Hilangkan Segala Hambatan untuk Merealisasikan Investasi Asing
Oleh
Cyprianus Anto Saptowalyono
·3 menit baca
JAKARTA, KOMPAS — Pemerintah mesti menghilangkan hambatan sekecil apa pun untuk mendorong realisasi investasi di Indonesia. Apalagi, calon investor selalu mengumpulkan kajian atau laporan melalui konsultan sebelum memutuskan untuk berinvestasi.
”Ada dua pabrik, dari China dan Jerman, yang katanya mau masuk (ke Indonesia). Salah satunya di industri kimia bahan baku ban. Akan tetapi, saya tunggu, kok, mereka tidak kunjung masuk ke Indonesia,” kata Ketua Umum Asosiasi Perusahaan Ban Indonesia Azis Pane di Jakarta, Kamis (14/3/2019).
Ternyata, menurut Azis, calon investor tersebut mendapat laporan dari konsultan yang telah melakukan studi mengenai kondisi di Indonesia. Bahkan, setiap persoalan, sekecil apa pun, seperti hambatan perizinan, pungutan liar, permainan pajak, pemerasan oleh preman, dan berbagai hambatan lain, masuk di dalam laporan itu.
”Mereka membandingkan kondisi di Indonesia dengan kondisi di Thailand, Malaysia, dan Vietnam. Ini menjadi pertimbangan para calon investor,” kata Azis.
Dalam Kemudahan Berinvestasi 2019 yang diterbitkan Bank Dunia, Indonesia mendapat skor 67,96. Negara anggota ASEAN lain, di antaranya Malaysia, mendapat nilai kemudahan berusaha 80,6. Adapun skor Thailand 78,45 dan Vietnam 68,36.
Data yang sama menunjukkan, biaya memulai bisnis di Indonesia 6,1 persen pendapatan per kapita. Di Malaysia sebesar 11,6 persen pendapatan per kapita, sedangkan di Thailand 3,1 persen dan Vietnam 5,9 persen.

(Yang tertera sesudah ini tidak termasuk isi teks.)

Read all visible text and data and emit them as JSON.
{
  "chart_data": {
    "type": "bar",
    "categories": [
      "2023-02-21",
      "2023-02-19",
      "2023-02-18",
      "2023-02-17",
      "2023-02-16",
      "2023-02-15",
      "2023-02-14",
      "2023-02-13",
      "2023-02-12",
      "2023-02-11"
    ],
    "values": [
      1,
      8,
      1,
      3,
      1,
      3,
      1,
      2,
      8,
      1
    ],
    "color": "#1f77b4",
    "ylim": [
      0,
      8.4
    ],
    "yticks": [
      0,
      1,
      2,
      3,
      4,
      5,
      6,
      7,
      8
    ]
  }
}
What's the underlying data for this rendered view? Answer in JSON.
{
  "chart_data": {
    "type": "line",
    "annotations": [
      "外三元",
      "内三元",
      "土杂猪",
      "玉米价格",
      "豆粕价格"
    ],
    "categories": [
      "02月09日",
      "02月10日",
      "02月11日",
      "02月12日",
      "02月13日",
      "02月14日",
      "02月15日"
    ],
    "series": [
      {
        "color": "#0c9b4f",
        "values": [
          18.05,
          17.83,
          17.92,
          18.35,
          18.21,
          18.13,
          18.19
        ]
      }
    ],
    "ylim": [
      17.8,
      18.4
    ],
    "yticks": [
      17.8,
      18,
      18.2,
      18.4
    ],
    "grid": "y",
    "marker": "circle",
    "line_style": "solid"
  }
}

Data Badan Koordinasi Penanaman Modal menunjukkan, realisasi investasi asing pada 2018 terbesar berasal dari Singapura.
Ketua Umum Asosiasi Aneka Industri Keramik Indonesia (Asaki) Edy Suyanto mengatakan, saat ini harga gas industri di dalam negeri masih lebih tinggi dibandingkan dengan Malaysia. Padahal, harga gas berkontribusi sekitar 30-35 persen dalam proses produksi industri keramik.
Tak beralasan jika industri keramik tidak dapat meningkatkan kapasitas produksinya.
Menurut Edy, harga gas di Jawa Timur sebesar 7,98 dollar AS per juta metrik british thermal unit (MMBTU). Harga gas di Jawa Barat, sebagai daerah dengan pabrik keramik terbanyak di Indonesia, sekitar 9,1 dollar AS per MMBTU.
Adapun harga gas di Sumatera 9,3 dollar AS per MMBTU. ”Di Malaysia, harga gas 7,5 dollar AS per MMBTU,” kata Edy.
Saat membuka pameran Keramika 2019 di Jakarta Convention Center, kemarin, Menteri Perindustrian Airlangga Hartarto menyampaikan, salah satu tantangan di sektor industri yang masih harus diselesaikan adalah harga gas yang relatif tinggi. ”Akan tetapi, keberpihakan pemerintah juga sudah jelas, yakni dengan menaikkan Pajak Penghasilan impor komoditas keramik menjadi 7,5 persen. Pemerintah juga memberikan safeguard yang besarnya 23 persen,” ujarnya.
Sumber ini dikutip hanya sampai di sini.